Best Practices and Pitfalls

  1. Radians, Not Degrees: Always convert angles from degrees to radians before using trigonometric functions in the math module. This is the most common mistake.
  2. Precision of Constants: Remember that math.pi and math.e are finite floating-point approximations. They are extremely precise but not exact.
  3. Handling nan and inf: Always use math.isnan() and math.isinf() to check for these values. Never use equality comparisons.
  4. Integer vs. Float Input: Many math functions, like math.factorial, require integer arguments. Passing a float will raise a ValueError.
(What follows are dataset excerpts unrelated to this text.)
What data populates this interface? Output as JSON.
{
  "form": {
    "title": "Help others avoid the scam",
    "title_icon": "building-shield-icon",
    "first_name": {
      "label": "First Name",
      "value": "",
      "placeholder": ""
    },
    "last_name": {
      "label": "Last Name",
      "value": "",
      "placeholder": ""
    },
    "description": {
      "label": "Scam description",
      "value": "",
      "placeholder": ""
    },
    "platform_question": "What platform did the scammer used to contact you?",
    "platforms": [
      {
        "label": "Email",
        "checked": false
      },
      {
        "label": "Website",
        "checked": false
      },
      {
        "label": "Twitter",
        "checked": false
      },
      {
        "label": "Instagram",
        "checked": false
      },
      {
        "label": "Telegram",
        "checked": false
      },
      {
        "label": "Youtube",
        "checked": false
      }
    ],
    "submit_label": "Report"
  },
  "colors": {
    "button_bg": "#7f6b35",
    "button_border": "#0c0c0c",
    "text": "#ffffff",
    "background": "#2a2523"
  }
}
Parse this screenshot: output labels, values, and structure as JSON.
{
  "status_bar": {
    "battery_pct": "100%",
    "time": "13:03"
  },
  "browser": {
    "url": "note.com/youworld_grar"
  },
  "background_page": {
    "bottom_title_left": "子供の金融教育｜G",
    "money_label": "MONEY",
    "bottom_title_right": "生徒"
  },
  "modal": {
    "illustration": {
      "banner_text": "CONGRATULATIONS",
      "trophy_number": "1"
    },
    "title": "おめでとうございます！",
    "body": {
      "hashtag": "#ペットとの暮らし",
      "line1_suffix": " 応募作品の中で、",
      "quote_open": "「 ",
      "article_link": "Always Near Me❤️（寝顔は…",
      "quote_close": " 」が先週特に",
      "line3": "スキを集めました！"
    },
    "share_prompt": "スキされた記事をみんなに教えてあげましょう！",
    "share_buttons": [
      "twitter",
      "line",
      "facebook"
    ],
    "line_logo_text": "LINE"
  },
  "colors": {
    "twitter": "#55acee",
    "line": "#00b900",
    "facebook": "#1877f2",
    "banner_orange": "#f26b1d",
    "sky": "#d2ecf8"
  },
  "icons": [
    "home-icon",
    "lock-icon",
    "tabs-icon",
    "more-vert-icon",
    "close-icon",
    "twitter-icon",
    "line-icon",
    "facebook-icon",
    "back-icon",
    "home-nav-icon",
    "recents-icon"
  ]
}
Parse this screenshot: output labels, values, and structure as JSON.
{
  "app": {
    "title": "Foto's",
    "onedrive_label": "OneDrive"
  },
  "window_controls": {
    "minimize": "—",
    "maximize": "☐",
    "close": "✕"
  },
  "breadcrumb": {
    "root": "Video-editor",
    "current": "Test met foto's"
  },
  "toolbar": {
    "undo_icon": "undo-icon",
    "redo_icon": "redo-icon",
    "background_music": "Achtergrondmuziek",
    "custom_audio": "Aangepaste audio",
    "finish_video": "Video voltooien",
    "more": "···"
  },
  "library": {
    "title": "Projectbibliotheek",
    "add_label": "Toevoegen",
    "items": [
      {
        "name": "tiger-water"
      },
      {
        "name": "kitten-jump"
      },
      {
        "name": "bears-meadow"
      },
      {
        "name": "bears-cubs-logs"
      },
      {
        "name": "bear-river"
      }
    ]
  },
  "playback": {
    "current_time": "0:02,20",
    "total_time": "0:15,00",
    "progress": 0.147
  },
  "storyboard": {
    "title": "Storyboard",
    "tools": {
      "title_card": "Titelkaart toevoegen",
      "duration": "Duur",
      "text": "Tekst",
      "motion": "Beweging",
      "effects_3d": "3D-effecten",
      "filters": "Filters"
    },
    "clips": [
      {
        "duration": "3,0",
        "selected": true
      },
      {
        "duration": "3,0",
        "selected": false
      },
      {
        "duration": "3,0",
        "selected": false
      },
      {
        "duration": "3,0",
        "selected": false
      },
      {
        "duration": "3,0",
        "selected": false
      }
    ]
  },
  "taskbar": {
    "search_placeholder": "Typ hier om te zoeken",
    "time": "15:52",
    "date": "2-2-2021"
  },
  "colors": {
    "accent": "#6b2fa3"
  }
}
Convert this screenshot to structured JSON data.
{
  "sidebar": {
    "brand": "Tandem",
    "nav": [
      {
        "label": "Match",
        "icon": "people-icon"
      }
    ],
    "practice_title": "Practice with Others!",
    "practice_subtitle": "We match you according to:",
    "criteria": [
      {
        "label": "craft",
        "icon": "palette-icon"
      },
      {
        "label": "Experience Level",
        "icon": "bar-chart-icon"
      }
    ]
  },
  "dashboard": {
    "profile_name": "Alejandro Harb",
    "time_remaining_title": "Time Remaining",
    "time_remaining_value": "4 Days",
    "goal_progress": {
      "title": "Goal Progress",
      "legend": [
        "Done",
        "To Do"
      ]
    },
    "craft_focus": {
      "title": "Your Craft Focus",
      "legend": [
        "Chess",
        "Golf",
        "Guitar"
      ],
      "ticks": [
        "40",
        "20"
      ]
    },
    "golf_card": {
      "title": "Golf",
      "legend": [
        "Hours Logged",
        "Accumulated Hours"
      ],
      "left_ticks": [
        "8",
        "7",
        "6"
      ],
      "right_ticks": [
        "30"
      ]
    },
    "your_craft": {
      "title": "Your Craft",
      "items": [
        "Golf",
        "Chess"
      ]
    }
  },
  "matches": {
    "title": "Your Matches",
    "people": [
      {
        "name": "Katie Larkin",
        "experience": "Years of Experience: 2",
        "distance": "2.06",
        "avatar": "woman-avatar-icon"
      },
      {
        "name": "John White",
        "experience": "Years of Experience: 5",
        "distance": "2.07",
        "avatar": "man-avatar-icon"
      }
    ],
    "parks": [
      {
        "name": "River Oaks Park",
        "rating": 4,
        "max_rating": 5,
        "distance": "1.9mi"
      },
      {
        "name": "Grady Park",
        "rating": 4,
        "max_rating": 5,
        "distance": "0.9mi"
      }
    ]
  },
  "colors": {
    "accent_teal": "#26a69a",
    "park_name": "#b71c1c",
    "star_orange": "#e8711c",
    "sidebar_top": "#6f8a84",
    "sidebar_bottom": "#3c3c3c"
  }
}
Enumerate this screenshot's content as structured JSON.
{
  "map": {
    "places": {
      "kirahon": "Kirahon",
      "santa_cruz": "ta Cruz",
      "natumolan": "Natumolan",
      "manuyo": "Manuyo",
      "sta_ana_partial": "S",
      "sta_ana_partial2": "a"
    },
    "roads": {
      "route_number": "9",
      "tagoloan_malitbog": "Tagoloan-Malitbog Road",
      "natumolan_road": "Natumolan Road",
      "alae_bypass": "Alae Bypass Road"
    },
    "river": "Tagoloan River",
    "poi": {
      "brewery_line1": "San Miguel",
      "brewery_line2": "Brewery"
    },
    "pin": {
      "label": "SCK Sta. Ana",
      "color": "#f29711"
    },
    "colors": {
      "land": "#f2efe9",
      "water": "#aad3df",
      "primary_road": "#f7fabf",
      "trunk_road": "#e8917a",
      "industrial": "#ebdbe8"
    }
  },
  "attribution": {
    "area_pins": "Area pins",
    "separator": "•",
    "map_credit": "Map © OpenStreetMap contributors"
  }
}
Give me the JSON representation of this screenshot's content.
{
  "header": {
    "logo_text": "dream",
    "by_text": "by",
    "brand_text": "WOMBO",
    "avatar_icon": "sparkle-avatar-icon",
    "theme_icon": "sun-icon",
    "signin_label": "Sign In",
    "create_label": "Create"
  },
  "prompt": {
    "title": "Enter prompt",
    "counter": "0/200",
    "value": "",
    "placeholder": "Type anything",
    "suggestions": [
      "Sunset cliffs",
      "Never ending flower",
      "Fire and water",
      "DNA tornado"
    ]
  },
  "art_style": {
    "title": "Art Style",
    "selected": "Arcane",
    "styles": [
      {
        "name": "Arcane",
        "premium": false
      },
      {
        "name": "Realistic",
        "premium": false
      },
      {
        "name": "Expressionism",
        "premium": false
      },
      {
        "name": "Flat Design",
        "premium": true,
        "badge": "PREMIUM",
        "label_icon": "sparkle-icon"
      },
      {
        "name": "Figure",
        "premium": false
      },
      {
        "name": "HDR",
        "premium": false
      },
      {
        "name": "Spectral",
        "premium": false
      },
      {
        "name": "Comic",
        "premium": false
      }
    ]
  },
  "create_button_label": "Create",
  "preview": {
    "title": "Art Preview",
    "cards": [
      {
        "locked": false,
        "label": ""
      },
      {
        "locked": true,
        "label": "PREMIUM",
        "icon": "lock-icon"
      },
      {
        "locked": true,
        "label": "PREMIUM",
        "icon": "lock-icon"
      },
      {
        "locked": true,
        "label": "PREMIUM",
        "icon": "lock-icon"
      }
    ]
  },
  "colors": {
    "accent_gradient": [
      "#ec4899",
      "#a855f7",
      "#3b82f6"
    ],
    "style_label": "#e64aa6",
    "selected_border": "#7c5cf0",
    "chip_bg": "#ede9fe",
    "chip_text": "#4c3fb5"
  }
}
  5. Choosing the Right Variance: In the statistics module, consciously choose between variance/stdev (for a sample of a larger population) and pvariance/pstdev (for the entire population). Using the wrong one is a conceptual error in statistical analysis.
  6. Performance: For large datasets, third-party libraries like NumPy and SciPy are vastly more performant than the statistics module, which is designed for simplicity and correctness on smaller datasets rather than raw speed.